De la terre en mémoire, Christine Girard, Faï fioc, 2014
« y avait de la terre dans mon seau ».
Ce vers est répété plusieurs fois tout au long du recueil, comme l’air d’une petite comptine : l’enfance est la toile de fond de ce très beau texte poétique, le premier publié de Christine Girard (dont on a pu lire des extraits dans la revue N4728). Court, il est composé de plusieurs petits paragraphes séparés par des virgules et des espaces, sans majuscules.
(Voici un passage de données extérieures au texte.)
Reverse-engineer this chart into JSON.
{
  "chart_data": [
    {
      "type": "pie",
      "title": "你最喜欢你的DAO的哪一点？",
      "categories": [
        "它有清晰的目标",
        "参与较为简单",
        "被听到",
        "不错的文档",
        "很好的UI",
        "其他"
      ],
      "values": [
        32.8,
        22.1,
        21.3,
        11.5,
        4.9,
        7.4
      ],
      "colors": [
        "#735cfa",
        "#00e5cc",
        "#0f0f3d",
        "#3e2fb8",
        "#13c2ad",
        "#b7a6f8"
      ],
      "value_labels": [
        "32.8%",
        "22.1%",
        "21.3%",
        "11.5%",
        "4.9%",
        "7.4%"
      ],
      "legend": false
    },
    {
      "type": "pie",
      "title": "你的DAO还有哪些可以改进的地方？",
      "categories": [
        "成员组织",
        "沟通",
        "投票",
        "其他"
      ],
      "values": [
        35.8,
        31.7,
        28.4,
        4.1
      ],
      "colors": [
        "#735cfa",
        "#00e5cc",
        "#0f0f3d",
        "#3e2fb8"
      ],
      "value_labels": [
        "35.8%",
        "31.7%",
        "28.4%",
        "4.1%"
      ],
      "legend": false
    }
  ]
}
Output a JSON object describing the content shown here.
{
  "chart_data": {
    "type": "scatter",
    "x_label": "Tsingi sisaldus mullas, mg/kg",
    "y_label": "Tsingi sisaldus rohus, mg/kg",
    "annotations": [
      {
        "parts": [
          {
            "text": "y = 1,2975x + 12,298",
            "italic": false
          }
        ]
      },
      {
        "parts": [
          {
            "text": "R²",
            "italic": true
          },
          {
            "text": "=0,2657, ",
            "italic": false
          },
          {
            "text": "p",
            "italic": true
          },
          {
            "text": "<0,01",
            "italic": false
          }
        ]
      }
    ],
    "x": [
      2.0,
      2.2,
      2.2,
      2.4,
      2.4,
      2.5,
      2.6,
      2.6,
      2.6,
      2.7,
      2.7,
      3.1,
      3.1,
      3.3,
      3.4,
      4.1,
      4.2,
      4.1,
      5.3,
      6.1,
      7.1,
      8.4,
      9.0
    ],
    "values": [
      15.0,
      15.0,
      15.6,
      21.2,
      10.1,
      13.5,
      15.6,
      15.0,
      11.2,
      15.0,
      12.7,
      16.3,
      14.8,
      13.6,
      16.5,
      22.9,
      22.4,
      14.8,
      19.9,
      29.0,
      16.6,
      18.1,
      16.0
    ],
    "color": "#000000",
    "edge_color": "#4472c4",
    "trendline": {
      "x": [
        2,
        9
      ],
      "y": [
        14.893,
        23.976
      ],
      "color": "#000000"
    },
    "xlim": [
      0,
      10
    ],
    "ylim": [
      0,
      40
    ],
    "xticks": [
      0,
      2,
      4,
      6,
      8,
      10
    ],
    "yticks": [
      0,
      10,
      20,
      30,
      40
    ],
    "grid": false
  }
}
Si le mot terre revient très souvent dans ce récit poétique, il en est de même pour le ciel, la pluie, une flaque. Les éléments sont très présents, proches, tout proches de la narratrice. Ils sont les points d’appui vers le passé, vers cette mémoire qui ne se révèle pas. Pas encore. Car c’est tout l’objet du texte : une sorte de traversée vers la mémoire retrouvée, qui ne se révèle que par petites bribes. Tout tourne autour d’un drame qui s’est joué dans l’enfance, un moment comme le point de rupture. Les passages du présent au passé se font grâce aux éléments, notamment l’eau et l’on comprendra mieux pourquoi au terme de cette quête. La flaque est un de ces éléments importants : elle est comme un miroir, un « écran » comme la poète la nomme, où l’on se réfléchit, où l’on voit le passé. Mais la mémoire résiste, et pour qu’elle advienne, il faut en passer par les mots, courir les mots, remplir les vides d’une mémoire trouée, comme des brèches pour continuer à vivre, des brèches pour inventer, des brèches pour écrire. Si la mémoire a fui, c’était bien pour protéger alors l’enfant du drame, telles des poignées de terre jetées sur cette mémoire. Et puis la traversée se termine, indispensable, je me digère, je digère mon histoire, ma naissance, je deviens flaque et je renais. Une écriture à découvrir que celle de Christine Girard, précise et épurée.